Real-Time Dispatching Performance Improvement of Multiple Multi-Energy Supply Microgrids Using Neural Network Based Approximate Dynamic Programming

Abstract

In the multi-energy supply microgrid, different types of energy can be scheduled from a “global” view, which can improve the energy utilization efficiency. In addition, hydrogen storage system performs as the long-term storage is considered, which can promote more renewable energy installed in the local consumer side. However, when there are large numbers of grid-connected multi-energy microgrids, the scheduling of these multiple microgrids in real-time is a problem. Because different types of devices, three types of energy, and three types of utility grid networks are considered, which make the dispatching problem difficult. In this paper, a two-stage coordinated algorithm is adopted to operate the microgrids: day-ahead scheduling and real-time dispatching.
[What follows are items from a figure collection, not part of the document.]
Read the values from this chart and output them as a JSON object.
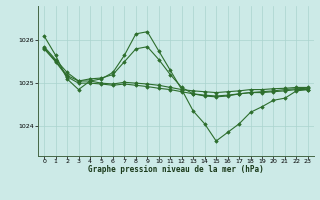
{
  "title": "Graphe pression niveau de la mer (hPa)",
  "bg_color": "#cceae7",
  "grid_color": "#aad4ce",
  "line_color": "#2d6e2d",
  "marker_color": "#2d6e2d",
  "xlim": [
    -0.5,
    23.5
  ],
  "ylim": [
    1023.3,
    1026.8
  ],
  "yticks": [
    1024,
    1025,
    1026
  ],
  "xticks": [
    0,
    1,
    2,
    3,
    4,
    5,
    6,
    7,
    8,
    9,
    10,
    11,
    12,
    13,
    14,
    15,
    16,
    17,
    18,
    19,
    20,
    21,
    22,
    23
  ],
  "series": [
    {
      "x": [
        0,
        1,
        2,
        3,
        4,
        5,
        6,
        7,
        8,
        9,
        10,
        11,
        12,
        13,
        14,
        15,
        16,
        17,
        18,
        19,
        20,
        21,
        22,
        23
      ],
      "y": [
        1025.85,
        1025.55,
        1025.25,
        1025.05,
        1025.05,
        1025.0,
        1024.98,
        1025.02,
        1025.0,
        1024.98,
        1024.95,
        1024.9,
        1024.85,
        1024.82,
        1024.8,
        1024.78,
        1024.8,
        1024.82,
        1024.85,
        1024.85,
        1024.87,
        1024.88,
        1024.9,
        1024.9
      ]
    },
    {
      "x": [
        0,
        1,
        2,
        3,
        4,
        5,
        6,
        7,
        8,
        9,
        10,
        11,
        12,
        13,
        14,
        15,
        16,
        17,
        18,
        19,
        20,
        21,
        22,
        23
      ],
      "y": [
        1025.8,
        1025.5,
        1025.15,
        1025.0,
        1025.0,
        1024.98,
        1024.95,
        1024.98,
        1024.95,
        1024.92,
        1024.88,
        1024.85,
        1024.8,
        1024.75,
        1024.72,
        1024.7,
        1024.72,
        1024.75,
        1024.78,
        1024.78,
        1024.8,
        1024.82,
        1024.85,
        1024.85
      ]
    },
    {
      "x": [
        0,
        1,
        2,
        3,
        4,
        5,
        6,
        7,
        8,
        9,
        10,
        11,
        12,
        13,
        14,
        15,
        16,
        17,
        18,
        19,
        20,
        21,
        22,
        23
      ],
      "y": [
        1025.82,
        1025.52,
        1025.18,
        1025.05,
        1025.1,
        1025.12,
        1025.2,
        1025.5,
        1025.8,
        1025.85,
        1025.55,
        1025.2,
        1024.9,
        1024.75,
        1024.7,
        1024.68,
        1024.7,
        1024.75,
        1024.78,
        1024.8,
        1024.82,
        1024.85,
        1024.87,
        1024.88
      ]
    },
    {
      "x": [
        0,
        1,
        2,
        3,
        4,
        5,
        6,
        7,
        8,
        9,
        10,
        11,
        12,
        13,
        14,
        15,
        16,
        17,
        18,
        19,
        20,
        21,
        22,
        23
      ],
      "y": [
        1026.1,
        1025.65,
        1025.1,
        1024.85,
        1025.05,
        1025.1,
        1025.25,
        1025.65,
        1026.15,
        1026.2,
        1025.75,
        1025.3,
        1024.85,
        1024.35,
        1024.05,
        1023.65,
        1023.85,
        1024.05,
        1024.32,
        1024.45,
        1024.6,
        1024.65,
        1024.82,
        1024.85
      ]
    }
  ]
}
In order to reduce the time taken to solve the scheduling problem, and improve the scheduling performance, approximate dynamic programming (ADP) is used in real-time operation. Different types of value function approximations (VFA), i.e., linear function, nonlinear function, and neural network are compared to study about the influence of the VFA on the decision results. Offline and online processes are developed to study the impact of the historical data on the regression of VFA. The results show that the neural network based ADP one-step decision algorithm has almost the same performance as the Global optimization algorithm, and the highest performance among all others Local optimization algorithms. The total operation cost relative error is less than 3%, while the running time is only 31% of the Global algorithm. In the neural network based ADP, the key technology is continuously updating the training dataset online, and adopting an appropriate neural network structure, which can at last improve the scheduling performance.